Capturing the video frames themselves is a bit more involved. Under Wayland, an app's windows are represented by wl_surface objects, with the underlying pixels for each surface accessed via wl_buffer objects. These buffers can either be created as shared host memory (SHM) buffers from a wl_shm_pool object, or as direct memory access buffers (DMA) using a zwp_linux_buffer_params_v1 object. In order to render a new frame, the client attaches one or more wl_buffer objects to a wl_surface and sends a wl_surface@commit request. Once the compositor has rendered the frame and is done using the underlying buffer, it sends a wl_buffer@release event to signal that the client may take back ownership of the buffer and use it again for future frames. Finally, when the client is done using a Wayland object such as a wl_buffer, it destroys it by sending a destroy message.

So to capture video through the proxy, Stratus implements a system for keeping track of the state of the relevant wl_surface, wl_buffer, wl_shm_pool, and zwp_linux_buffer_params_v1 objects so that when a wl_surface@commit message is received, the appropriate buffer can be read, encoded, and sent to the user. Additionally, wl_buffer@release events sent by the compositor are held back until frame processing is complete to prevent the game from modifying the buffer while Stratus is still processing it. Lastly, local objects are marked as deleted when the associated destroy requests are received. However, Wayland allows clients to destroy objects "out of order" (for example, destroying a wl_shm_pool object before its child wl_buffer object), so the capture system must track object dependencies to ensure that an object's resources are only freed after they are no longer required by any other object.

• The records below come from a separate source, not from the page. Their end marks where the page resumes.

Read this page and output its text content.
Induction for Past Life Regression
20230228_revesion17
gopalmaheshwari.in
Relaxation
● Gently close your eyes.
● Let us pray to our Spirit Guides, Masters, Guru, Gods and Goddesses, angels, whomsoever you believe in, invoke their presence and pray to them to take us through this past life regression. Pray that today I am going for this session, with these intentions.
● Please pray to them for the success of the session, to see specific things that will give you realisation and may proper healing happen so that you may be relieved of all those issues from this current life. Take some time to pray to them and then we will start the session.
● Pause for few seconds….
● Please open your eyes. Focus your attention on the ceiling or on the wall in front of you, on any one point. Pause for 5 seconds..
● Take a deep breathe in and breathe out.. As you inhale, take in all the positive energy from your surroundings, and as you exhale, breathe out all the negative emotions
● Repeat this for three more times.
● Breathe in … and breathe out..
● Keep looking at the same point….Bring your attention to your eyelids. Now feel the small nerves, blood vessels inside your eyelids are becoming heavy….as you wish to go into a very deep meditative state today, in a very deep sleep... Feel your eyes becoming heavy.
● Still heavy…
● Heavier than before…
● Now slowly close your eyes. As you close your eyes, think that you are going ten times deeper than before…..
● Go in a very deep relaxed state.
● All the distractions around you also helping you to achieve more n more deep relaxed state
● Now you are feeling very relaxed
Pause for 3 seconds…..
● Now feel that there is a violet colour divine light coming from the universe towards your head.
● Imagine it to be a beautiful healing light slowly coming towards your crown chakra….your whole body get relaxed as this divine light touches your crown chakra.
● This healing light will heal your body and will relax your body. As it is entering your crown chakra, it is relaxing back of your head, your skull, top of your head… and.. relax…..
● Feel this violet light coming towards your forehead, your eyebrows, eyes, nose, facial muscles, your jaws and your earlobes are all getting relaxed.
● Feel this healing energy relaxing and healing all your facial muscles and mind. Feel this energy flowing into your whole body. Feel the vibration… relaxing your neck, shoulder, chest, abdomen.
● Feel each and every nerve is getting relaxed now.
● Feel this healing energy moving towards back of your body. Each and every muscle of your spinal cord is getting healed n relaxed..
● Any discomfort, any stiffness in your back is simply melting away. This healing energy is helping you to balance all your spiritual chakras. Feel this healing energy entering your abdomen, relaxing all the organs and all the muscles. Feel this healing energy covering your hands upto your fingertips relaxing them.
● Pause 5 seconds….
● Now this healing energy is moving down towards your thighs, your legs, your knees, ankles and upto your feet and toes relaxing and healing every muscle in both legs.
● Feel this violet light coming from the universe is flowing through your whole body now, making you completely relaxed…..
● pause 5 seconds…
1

Using the Wayland proxy to intercept frames from SHM buffers. Capturing from DMA buffers works very similarly.

Results

The final capture system flawlessly intercepts frames for Stratus games with a per-frame overhead of around 10 microseconds. Although we have not had the chance to perform a thorough comparison with alternative video capture solutions, we believe that our unique Wayland proxy architecture achieves latencies that are close to the limit of what is possible for video capture on Wayland. While there remains low hanging fruit for improving latency in Stratus' encoding and transport stages, this is not the case with the capture stage. The video capture system provides a solid low-latency foundation that the rest of the Stratus video pipeline builds on top of. For a detailed analysis of Stratus' overall performance, including a comparison with other game streaming services, see this post.

Limitations

The major limitation of Stratus' video capture system is that it depends on the cooperation of Wayland clients. It assumes that they will render their content in a Wayland surface backed by exactly one buffer, and that this buffer will match the requested dimensions. As a result, it does not support advanced Wayland features such as subsurfaces, attaching multiple buffers to a single surface, changing XDG surface geometry to add buffer padding, or transforming buffers via the Viewporter protocol. It also does not support games that refuse to follow the screen dimensions requested by the proxy. Adding support for all of these edge cases is certainly possible, but would dramatically increase the complexity of the capture system and push it further in the direction of becoming a full-fledged Wayland compositor. Luckily, the vast majority of games cooperate when running in fullscreen mode, so this architecture has worked very well for Stratus.